With much effort, I look away from the screen. I think about friends, tea cups, climbing trees, George Harrison (circa 1965), today’s to do list, fuzzy quarter horses–anything to ease my stiffened body. Finally relaxed, I look back, determined to write another sentence, no matter what horrible memories it may trigger.

And I write, sometimes fluidly, sometimes tentatively, until the white space overwhelms me again.

Writing isn’t always this hard–yet, when I write about Mom’s death, this is the norm. Does it surprise me? Not really. Mom’s death was unexpected and horrible and shocking. I loved her very much and miss her doubly so. But, I’m not someone who is terribly keen on public displays of emotion, especially if those displays leave me snot faced and red-eyed. So, my words become my tears. I prefer keeping my grief quiet, sentenced, and away from the immediate judgement of others: making the white space my solace and my hell.

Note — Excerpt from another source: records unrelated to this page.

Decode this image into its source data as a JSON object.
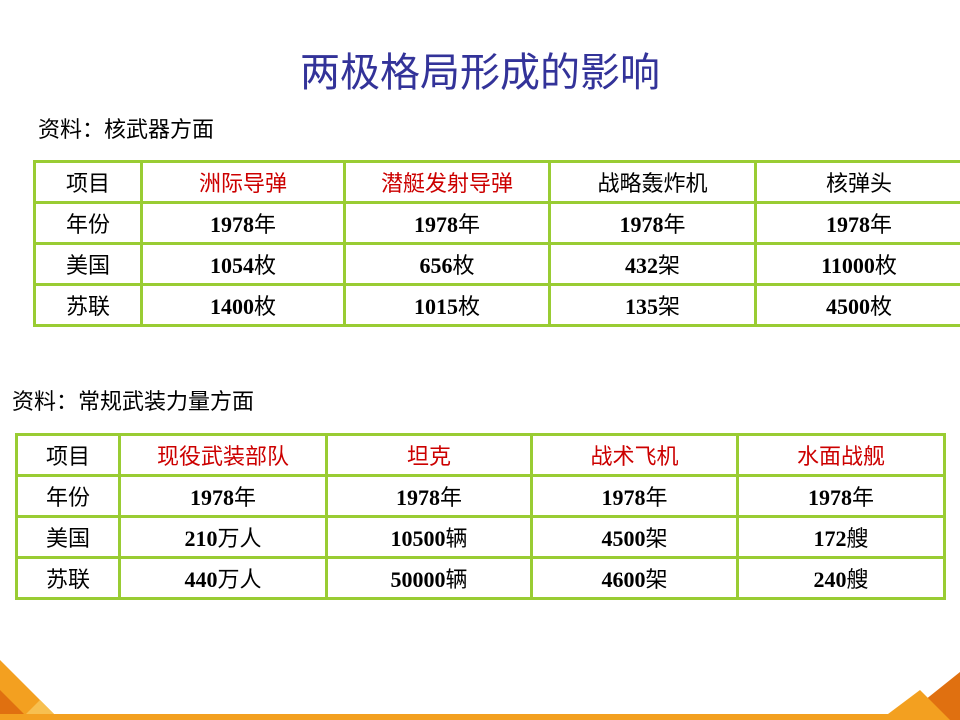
{
  "title": "两极格局形成的影响",
  "section1": {
    "label": "资料：核武器方面",
    "header": [
      "项目",
      "洲际导弹",
      "潜艇发射导弹",
      "战略轰炸机",
      "核弹头"
    ],
    "header_colors": [
      "#000000",
      "#cc0000",
      "#cc0000",
      "#000000",
      "#000000"
    ],
    "rows": [
      [
        "年份",
        "1978年",
        "1978年",
        "1978年",
        "1978年"
      ],
      [
        "美国",
        "1054枚",
        "656枚",
        "432架",
        "11000枚"
      ],
      [
        "苏联",
        "1400枚",
        "1015枚",
        "135架",
        "4500枚"
      ]
    ]
  },
  "section2": {
    "label": "资料：常规武装力量方面",
    "header": [
      "项目",
      "现役武装部队",
      "坦克",
      "战术飞机",
      "水面战舰"
    ],
    "header_colors": [
      "#000000",
      "#cc0000",
      "#cc0000",
      "#cc0000",
      "#cc0000"
    ],
    "rows": [
      [
        "年份",
        "1978年",
        "1978年",
        "1978年",
        "1978年"
      ],
      [
        "美国",
        "210万人",
        "10500辆",
        "4500架",
        "172艘"
      ],
      [
        "苏联",
        "440万人",
        "50000辆",
        "4600架",
        "240艘"
      ]
    ]
  }
}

In the white space, I get to make sense of Mom’s death and find the hope to move forward. That’s the problem. Mom’s death doesn’t make sense to me. She was a perfectly healthy fifty-six year old woman. So, I am left to construct a fiction, a story, that can sooth the pain the confusion leaves me. It’s hard to build a foundation on top of an ever spiraling void.

Still, when I am persistent, I get lucky. Out of its blankness emerges sentences, images, and ideas that do comfort me; and, if I’m really, really lucky, comfort other people. If that’s my reward, why should I stop confronting the white space? I can’t. I won’t. I’ll just think about George Harrison’s soulful eyes and fuzzy quarter horses and get back to typing.